Enbridge pipeline plan subject of Feb. 1 meet

RCMP say they’ll be keeping an eye on the Feb. 1 Enbridge public meeting here.

  • Jan. 25, 2011 8:00 p.m.

RCMP say they’ll be keeping an eye on the Feb. 1 Enbridge public meeting here.

The session, co-hosted by the City of Terrace, the Terrace Economic Development Authority and the Kitimat-Terrace and District Labour Council, could be a template for meetings held in other communities concerning the company’s plan to build a $5.5 billion pipeline carrying oil from Alberta to a marine export terminal at Kitimat.

Enbridge officials have spoken at sessions it has organized, at sessions hosted by specific groups for specific audiences and at regularly-scheduled sessions of local governments but not in a format as planned here.

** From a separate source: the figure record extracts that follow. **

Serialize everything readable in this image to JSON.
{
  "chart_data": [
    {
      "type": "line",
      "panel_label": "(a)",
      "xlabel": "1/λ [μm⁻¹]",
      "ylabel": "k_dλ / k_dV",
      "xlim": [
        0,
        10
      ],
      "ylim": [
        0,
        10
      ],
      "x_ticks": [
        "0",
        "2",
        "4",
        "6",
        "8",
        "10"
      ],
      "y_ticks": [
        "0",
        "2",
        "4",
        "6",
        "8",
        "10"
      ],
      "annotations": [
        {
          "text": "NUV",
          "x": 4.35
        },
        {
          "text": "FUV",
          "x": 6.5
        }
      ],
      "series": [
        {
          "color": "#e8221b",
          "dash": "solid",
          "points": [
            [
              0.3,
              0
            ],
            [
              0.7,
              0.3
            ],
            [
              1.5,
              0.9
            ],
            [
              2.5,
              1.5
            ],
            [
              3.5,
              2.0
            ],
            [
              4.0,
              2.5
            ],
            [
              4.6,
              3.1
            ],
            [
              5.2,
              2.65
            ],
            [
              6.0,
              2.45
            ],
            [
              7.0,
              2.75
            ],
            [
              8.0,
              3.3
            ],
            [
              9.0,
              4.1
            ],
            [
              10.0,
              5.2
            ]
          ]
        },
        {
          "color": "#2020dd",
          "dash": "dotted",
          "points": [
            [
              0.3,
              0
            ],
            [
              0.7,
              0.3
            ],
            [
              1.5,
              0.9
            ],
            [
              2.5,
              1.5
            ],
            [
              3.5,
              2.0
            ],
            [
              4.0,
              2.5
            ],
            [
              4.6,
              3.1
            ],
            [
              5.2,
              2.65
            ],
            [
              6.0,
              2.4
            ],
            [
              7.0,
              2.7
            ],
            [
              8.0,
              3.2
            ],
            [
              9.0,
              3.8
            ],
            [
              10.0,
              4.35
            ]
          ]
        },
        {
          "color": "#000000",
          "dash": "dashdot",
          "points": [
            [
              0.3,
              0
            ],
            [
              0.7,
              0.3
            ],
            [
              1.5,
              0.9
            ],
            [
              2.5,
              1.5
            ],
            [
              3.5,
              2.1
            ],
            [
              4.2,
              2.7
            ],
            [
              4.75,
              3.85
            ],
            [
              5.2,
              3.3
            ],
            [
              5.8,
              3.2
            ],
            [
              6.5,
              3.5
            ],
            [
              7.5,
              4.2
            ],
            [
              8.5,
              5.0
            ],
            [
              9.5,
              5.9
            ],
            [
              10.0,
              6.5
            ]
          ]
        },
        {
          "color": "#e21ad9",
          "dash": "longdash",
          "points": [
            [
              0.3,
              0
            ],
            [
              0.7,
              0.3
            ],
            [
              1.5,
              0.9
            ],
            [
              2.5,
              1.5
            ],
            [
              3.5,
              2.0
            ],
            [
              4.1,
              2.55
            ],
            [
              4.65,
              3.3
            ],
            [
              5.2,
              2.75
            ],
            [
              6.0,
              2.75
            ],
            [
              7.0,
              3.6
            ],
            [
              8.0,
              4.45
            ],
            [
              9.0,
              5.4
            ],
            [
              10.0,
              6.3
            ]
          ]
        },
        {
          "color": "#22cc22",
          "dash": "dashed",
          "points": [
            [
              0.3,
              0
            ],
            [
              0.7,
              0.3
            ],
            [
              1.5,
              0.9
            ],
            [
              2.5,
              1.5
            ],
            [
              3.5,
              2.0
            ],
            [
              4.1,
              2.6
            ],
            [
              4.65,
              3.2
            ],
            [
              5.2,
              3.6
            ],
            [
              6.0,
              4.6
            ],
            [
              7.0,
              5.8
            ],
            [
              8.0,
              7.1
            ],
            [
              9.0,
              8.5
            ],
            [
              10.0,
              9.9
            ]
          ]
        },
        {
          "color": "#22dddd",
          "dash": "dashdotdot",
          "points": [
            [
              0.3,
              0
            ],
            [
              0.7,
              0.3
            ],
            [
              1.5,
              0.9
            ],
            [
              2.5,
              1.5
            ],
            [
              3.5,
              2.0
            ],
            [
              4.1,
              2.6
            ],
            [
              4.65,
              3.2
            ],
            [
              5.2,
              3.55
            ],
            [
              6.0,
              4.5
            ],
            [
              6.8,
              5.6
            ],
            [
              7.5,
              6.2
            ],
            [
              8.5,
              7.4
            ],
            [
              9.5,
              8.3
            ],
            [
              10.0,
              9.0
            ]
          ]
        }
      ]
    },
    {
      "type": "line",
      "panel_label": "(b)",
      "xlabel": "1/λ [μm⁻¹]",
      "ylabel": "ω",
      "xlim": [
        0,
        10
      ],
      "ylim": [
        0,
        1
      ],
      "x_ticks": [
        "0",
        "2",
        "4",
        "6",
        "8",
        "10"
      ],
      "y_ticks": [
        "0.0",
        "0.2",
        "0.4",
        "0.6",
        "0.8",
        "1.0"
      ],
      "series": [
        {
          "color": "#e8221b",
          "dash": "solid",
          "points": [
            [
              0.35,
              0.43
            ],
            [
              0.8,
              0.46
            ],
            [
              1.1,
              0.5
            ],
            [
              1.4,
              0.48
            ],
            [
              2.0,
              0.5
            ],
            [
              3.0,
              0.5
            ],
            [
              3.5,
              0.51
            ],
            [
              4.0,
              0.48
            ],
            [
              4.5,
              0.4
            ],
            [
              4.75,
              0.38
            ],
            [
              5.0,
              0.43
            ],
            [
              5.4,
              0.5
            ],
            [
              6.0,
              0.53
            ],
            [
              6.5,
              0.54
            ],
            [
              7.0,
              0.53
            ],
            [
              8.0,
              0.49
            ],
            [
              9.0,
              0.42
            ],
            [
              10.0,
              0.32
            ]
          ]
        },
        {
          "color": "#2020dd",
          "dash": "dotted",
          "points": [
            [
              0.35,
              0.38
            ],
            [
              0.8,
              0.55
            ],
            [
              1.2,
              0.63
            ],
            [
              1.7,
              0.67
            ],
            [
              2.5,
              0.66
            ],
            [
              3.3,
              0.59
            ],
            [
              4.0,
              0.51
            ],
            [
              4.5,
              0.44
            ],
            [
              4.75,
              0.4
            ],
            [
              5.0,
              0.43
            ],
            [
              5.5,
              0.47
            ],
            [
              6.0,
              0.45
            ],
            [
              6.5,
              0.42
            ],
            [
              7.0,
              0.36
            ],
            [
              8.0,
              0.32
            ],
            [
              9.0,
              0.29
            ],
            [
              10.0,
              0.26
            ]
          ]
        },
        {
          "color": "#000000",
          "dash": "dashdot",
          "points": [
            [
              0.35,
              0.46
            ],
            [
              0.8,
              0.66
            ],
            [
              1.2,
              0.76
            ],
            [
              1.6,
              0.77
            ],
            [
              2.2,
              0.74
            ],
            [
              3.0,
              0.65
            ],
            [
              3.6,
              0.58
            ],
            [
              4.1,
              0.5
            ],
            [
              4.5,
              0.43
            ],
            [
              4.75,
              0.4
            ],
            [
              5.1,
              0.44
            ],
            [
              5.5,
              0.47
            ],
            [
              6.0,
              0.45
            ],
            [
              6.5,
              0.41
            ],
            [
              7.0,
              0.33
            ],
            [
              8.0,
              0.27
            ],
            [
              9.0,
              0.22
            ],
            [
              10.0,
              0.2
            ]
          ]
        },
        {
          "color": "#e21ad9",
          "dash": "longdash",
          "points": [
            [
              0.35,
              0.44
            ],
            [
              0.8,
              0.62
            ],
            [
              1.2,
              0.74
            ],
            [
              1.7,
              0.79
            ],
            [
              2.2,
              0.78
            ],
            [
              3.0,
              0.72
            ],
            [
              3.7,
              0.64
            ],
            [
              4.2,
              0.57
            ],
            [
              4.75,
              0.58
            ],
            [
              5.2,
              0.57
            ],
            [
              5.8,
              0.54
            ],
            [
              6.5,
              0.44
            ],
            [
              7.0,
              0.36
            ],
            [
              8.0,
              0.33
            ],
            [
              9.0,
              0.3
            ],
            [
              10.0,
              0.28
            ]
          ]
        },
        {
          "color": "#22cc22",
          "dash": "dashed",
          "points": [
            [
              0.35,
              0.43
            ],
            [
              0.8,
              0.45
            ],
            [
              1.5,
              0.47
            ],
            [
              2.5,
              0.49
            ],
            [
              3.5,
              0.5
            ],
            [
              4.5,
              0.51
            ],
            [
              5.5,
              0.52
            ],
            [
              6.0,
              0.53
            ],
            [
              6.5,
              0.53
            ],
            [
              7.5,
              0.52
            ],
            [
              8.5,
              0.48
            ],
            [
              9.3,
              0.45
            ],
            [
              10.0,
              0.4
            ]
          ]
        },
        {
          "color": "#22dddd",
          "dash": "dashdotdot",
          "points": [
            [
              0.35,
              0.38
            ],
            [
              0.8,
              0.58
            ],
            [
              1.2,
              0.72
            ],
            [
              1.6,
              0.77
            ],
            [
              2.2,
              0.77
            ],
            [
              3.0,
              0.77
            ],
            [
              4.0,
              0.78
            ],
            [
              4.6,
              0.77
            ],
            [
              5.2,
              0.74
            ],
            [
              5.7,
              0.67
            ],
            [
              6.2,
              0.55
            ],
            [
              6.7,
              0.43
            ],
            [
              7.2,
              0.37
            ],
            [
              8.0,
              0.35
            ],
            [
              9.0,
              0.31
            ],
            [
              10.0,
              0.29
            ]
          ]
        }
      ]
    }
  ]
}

The pipeline plan has been met with stiff opposition from environmental and aboriginal groups leading to protests, demonstrations and marches in mainly large cities.

Four people, including an Enbridge official, will speak at the meeting.

An earlier meeting invitation issued by the city was rejected by the company, saying it was worried there would be disruptions by people in the audience. Company officials now say they’ve been given assurances of an orderly meeting.

“We expect a smooth event but will monitor it,” said Terrace RCMP Inspector Eric Stubbs. He did add Enbridge did not ask for a police presence.

“Anytime there is a public event where a large group of people will be present, we will have some level of presence,” said Stubbs.

He listed Riverboat Days events, Hockeyville events and public dances as examples. Police will also be present where protests are possible, Stubbs added.

The last time there was a large public presence at an event regarding a controversial economic development was in July 2008 when Shell Canada held an open house at the Elks lodge to outline its plans to drill for coalbed methane natural gas in the Klappan.

That resulted in a march to the location with RCMP officers controlling traffic and being stationed inside the lodge.

The four people speaking Feb. 1 are Kitsumkalum treaty negotiator Gerald Wesley, Dawson Creek mayor Mike Bernier, former Pembina Institute policy analyst Greg Brown and Morgan Yates from Enbridge.

Each will speak for 15 minutes and there will be an hour-long question and answer period. The session begins at 7 p.m. at the R.E.M. Lee Theatre.